Gli aztechi avevano sottomesso molte delle popolazioni dell’America centrale, per poi costituire un Impero
organizzato in distretti, che si estendeva su quasi tutto il Messico, dall’Atlantico al Pacifico, e che
comprendeva – quasi internamente - il Guatemala. Al vertice dell’Impero c’era il re, che era affiancato da
un consiglio supremo con funzioni amministrative e giudiziarie. Le cariche civili e religiose erano riservate
alla nobiltà, unica classe a possedere appezzamenti terrieri, che venivano coltivati dai contadini. Il ceto
intermedio era rappresentato da mercanti e artigiani, mentre alla base erano collocati servi e schiavi.

I Maya
La civiltà maya era tra le più antiche delle Americhe: i primi insediamenti erano del II millennio a.C., quando
in Europa, ed in Grecia nella specifico, la civiltà micenea si trovava nel suo momento migliore. Tra i maya,
l’uso della scrittura si diffuse nel III secolo a.C., mentre sotto la dominazione spagnola le popolazioni
mesoamericane assimilarono in breve tempo l’alfabeto latino per opera dei primi evangelizzatori. Mediante
l’alfabeto fonetico, i francescani avevano rappresentato in forma scritta il nahuatl, l’antica lingua azteca. I
Maya vivevano nelle terre della penisola dello Yucatan (Messico), in Guatemala e Honduras ed erano
organizzati in una miriade di città-Stato. Erano noti per gli elaborati sistemi astronomici e matematici,
utilizzavano infatti un sistema di numerazione a base vigesimale (che aveva per base il numero venti).
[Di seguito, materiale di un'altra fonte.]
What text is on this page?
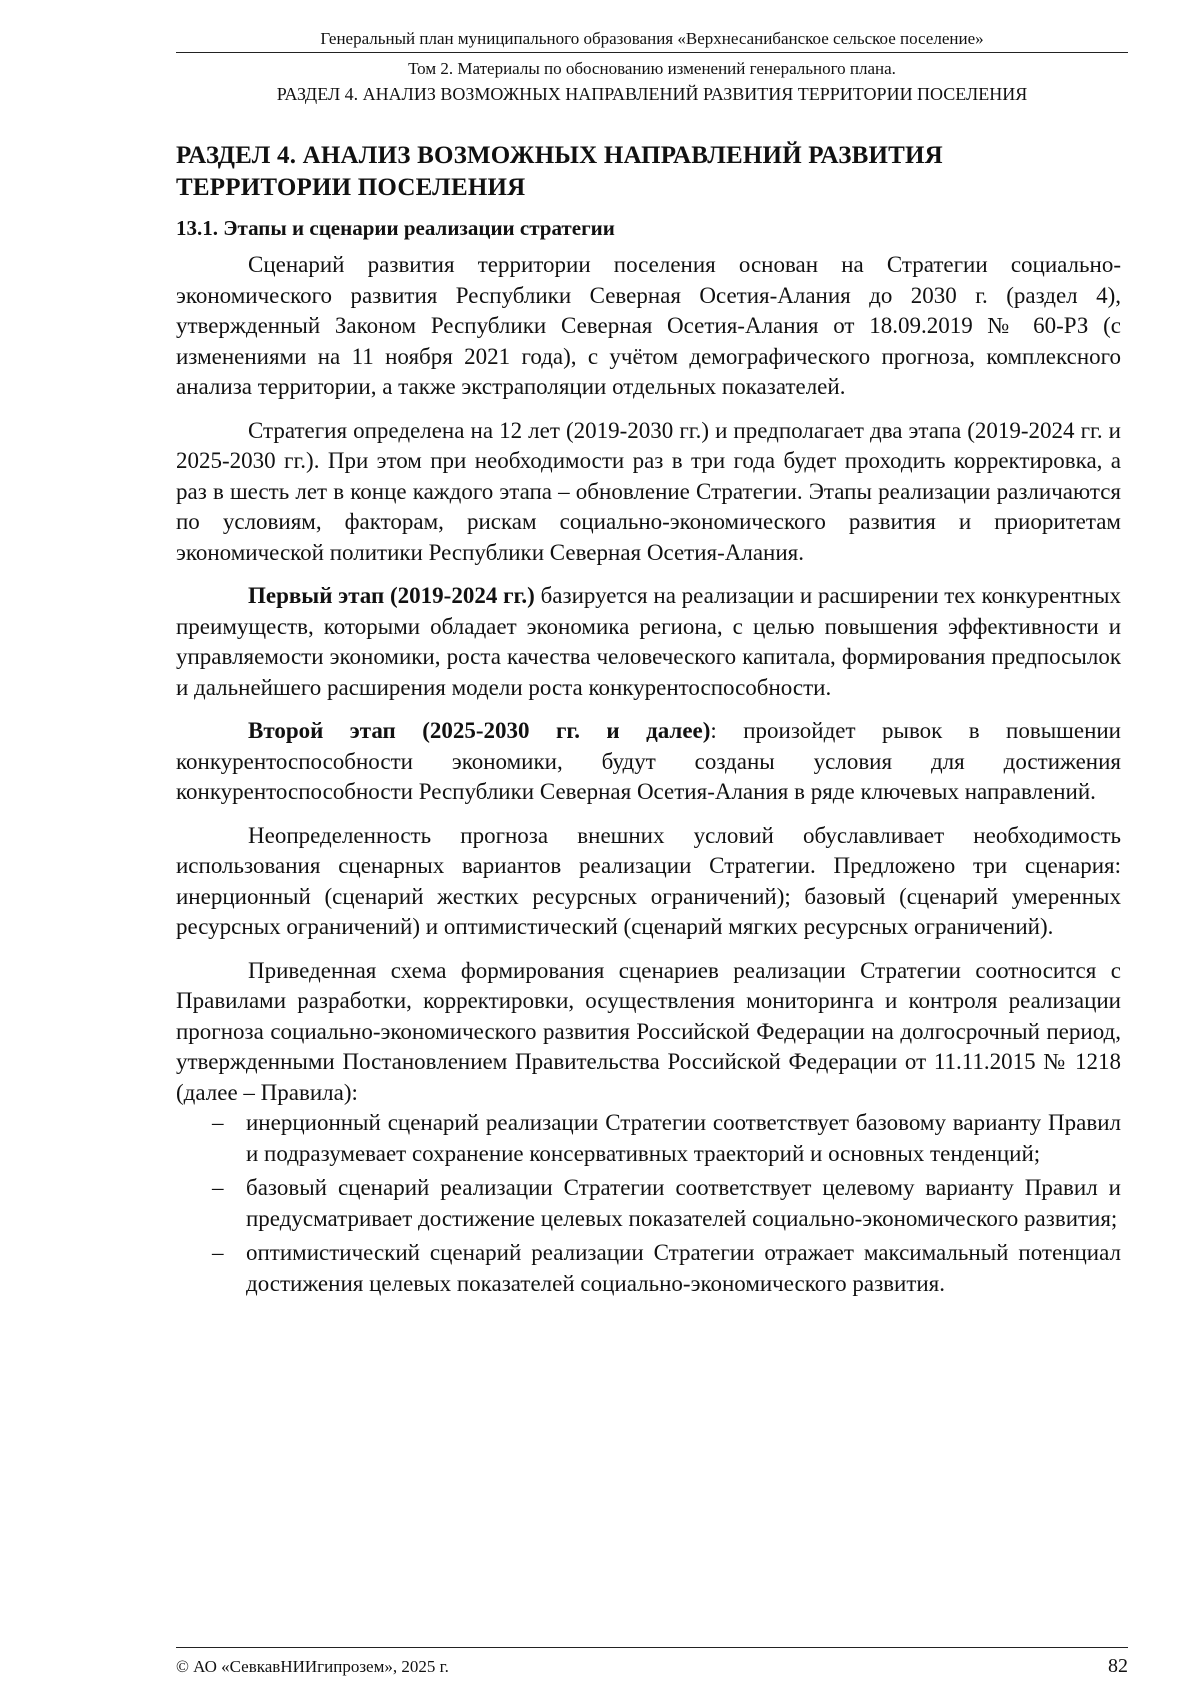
Генеральный план муниципального образования «Верхнесанибанское сельское поселение»
Том 2. Материалы по обоснованию изменений генерального плана.
РАЗДЕЛ 4. АНАЛИЗ ВОЗМОЖНЫХ НАПРАВЛЕНИЙ РАЗВИТИЯ ТЕРРИТОРИИ ПОСЕЛЕНИЯ
РАЗДЕЛ 4. АНАЛИЗ ВОЗМОЖНЫХ НАПРАВЛЕНИЙ РАЗВИТИЯ ТЕРРИТОРИИ ПОСЕЛЕНИЯ
13.1. Этапы и сценарии реализации стратегии

Сценарий развития территории поселения основан на Стратегии социально-экономического развития Республики Северная Осетия-Алания до 2030 г. (раздел 4), утвержденный Законом Республики Северная Осетия-Алания от 18.09.2019 № 60-РЗ (с изменениями на 11 ноября 2021 года), с учётом демографического прогноза, комплексного анализа территории, а также экстраполяции отдельных показателей.

Стратегия определена на 12 лет (2019-2030 гг.) и предполагает два этапа (2019-2024 гг. и 2025-2030 гг.). При этом при необходимости раз в три года будет проходить корректировка, а раз в шесть лет в конце каждого этапа – обновление Стратегии. Этапы реализации различаются по условиям, факторам, рискам социально-экономического развития и приоритетам экономической политики Республики Северная Осетия-Алания.

Первый этап (2019-2024 гг.) базируется на реализации и расширении тех конкурентных преимуществ, которыми обладает экономика региона, с целью повышения эффективности и управляемости экономики, роста качества человеческого капитала, формирования предпосылок и дальнейшего расширения модели роста конкурентоспособности.

Второй этап (2025-2030 гг. и далее): произойдет рывок в повышении конкурентоспособности экономики, будут созданы условия для достижения конкурентоспособности Республики Северная Осетия-Алания в ряде ключевых направлений.

Неопределенность прогноза внешних условий обуславливает необходимость использования сценарных вариантов реализации Стратегии. Предложено три сценария: инерционный (сценарий жестких ресурсных ограничений); базовый (сценарий умеренных ресурсных ограничений) и оптимистический (сценарий мягких ресурсных ограничений).

Приведенная схема формирования сценариев реализации Стратегии соотносится с Правилами разработки, корректировки, осуществления мониторинга и контроля реализации прогноза социально-экономического развития Российской Федерации на долгосрочный период, утвержденными Постановлением Правительства Российской Федерации от 11.11.2015 № 1218 (далее – Правила):

– инерционный сценарий реализации Стратегии соответствует базовому варианту Правил и подразумевает сохранение консервативных траекторий и основных тенденций;
– базовый сценарий реализации Стратегии соответствует целевому варианту Правил и предусматривает достижение целевых показателей социально-экономического развития;
– оптимистический сценарий реализации Стратегии отражает максимальный потенциал достижения целевых показателей социально-экономического развития.
© АО «СевкавНИИгипрозем», 2025 г.	82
La maggior parte della popolazione abitava nelle campagne e si recava nei centri urbani solo per il mercato
o per partecipare alle manifestazioni religiose. Il capo della città era un sacerdote, che esercitava il potere
giudiziario e il governo politico.

Gli Incas
Gli Incas erano una popolazione originaria di Cuzco, regione dell’odierno Perù. Tra la metà del Quattrocento
e il 1532 formarono uno degli imperi più grandi dell’età precolombiana nel Nuovo Mondo. I territori si
estendevano per oltre 4000 km dall’Ecuador al Cile settentrionale e comprendevano Perù e Bolivia
occidentale. Il controllo su una regione così vasta era garantito da un esercito efficiente e da una struttura
amministrativa ramificata. L’agricoltura era praticata intensivamente, vista la scarsità di terra coltivabile
(era un impero prevalentemente montuoso). Si coltivavano prevalentemente mais e patate e non esisteva
la proprietà individuale. Volendo sintetizzare, le terre erano distinte in tre categorie: Le terre del sovrano,
La terra dei sacerdoti, La terra della comunità (destinata a mantenere i contadini).